As a registered nurse, Tina had the skills to serve her community during the COVID pandemic. Administrators frequently needed her to work in the hospital for 18-hour shifts, trying to save people’s lives. The stress from being in such constant proximity to death, without time for her family, took a toll on her. 

During the duress of the COVID crisis, she became susceptible to a pitch by a conman. When he promised her an easier life during that unusual phase of her career, she made an aberrational decision that violated the law.

To save the economy, the Small Business Administration began offering loans to support businesses that struggled because of the COVID crisis. The conman pitched Tina, promising that the government supported a transfer of wealth. That idea sounded good to Tina. She needed hope for something better than the long hours she worked and the proximity to so many people dying. He told her that he could do the following:

  • Set businesses up for her,
  • Operate those businesses,
  • Create jobs with those businesses, and
  • Generate profits for Tina.

When she asked him what it would cost, the charlatan told her it wouldn’t cost her anything. She would simply need to sign documents that he prepared. Those documents, he said, would qualify her to receive loans from the government. Once the Small Business Administration funded the loans, Tina would turn the resources over to the conman so that he could use them to build the businesses that they would own together. He promised to structure the loans so that Tina’s business would not need to make payments for two years. By then, he pledged that the businesses would generate sufficient income to repay the debt.

He misled her into believing that she could own businesses without using her own money—only her credit. But all that glitters is not gold. The conman deluded Tina, and in her fragile state of mind from work exhaustion, she agreed to sign the documents he prepared, hoping they would help her escape the stress of caring for COVID patients at a hospital in Jersey City. 

The swindler had duped Tina. Based on the documents he submitted, the government funded the loans, obligating Tina to repay them. The government’s Small Business Administration deposited approximately $300,000 into bank accounts that Tina controlled.

As soon as the resources came in, Tina turned the money over to the fraudster, believing he would execute the plan. After a few weeks, she realized he had entangled her into a mess. She began to worry that she had broken the law. 

Tina began reading the documents he prepared. When she read that the documents included fraudulent information about employees and past revenues, she felt as if she had walked into a labyrinth, but she didn’t know how to get out. 

Tina pleaded with the swindler to return the funds so that she could send them back to the government. He refused, telling her that he had already used the money to start the businesses.

For months, Tina tried to believe the problem would go away. She lost sleep. She felt anxious. She knew that she had done wrong, and she wanted to make things right.

As many people have done before, Tina had fallen off track. She reverted to the pathway that led to her earlier success in getting back on track. She began reading to become aware of the steps to surrender voluntarily. 

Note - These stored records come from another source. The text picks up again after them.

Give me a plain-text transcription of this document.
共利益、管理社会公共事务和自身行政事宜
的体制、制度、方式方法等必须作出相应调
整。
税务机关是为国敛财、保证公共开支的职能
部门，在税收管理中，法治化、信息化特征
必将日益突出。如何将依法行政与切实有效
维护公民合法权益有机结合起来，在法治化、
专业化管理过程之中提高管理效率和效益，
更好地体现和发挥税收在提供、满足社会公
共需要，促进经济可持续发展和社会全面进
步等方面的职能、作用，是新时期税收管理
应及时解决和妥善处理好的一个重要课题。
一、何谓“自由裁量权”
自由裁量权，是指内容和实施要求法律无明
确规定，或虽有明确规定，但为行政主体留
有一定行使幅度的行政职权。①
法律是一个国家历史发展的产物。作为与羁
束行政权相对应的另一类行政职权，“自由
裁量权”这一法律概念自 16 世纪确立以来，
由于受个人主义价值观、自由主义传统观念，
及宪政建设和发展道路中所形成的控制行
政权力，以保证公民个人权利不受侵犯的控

The government had not charged her with a crime, yet she couldn’t stand living with the guilt of what she had done. Being authentic, to her, meant accepting responsibility and moving forward with her life—even though she understood that she would have to endure some pain to make things right. To recalibrate, Tina contacted the Department of Justice, offering to surrender, cooperate, and create a plan to demonstrate her remorse.

Questions:

Write responses to the following questions in approximately ten minutes. If participating in a class setting, discuss verbally.

4-1: How do you stay aware of opportunities to transform your life?

4-2: How do you think prosecutors responded to Tina’s unsolicited admission of guilt?

4-3: Describe steps a person could take to demonstrate authenticity when it comes to remorse.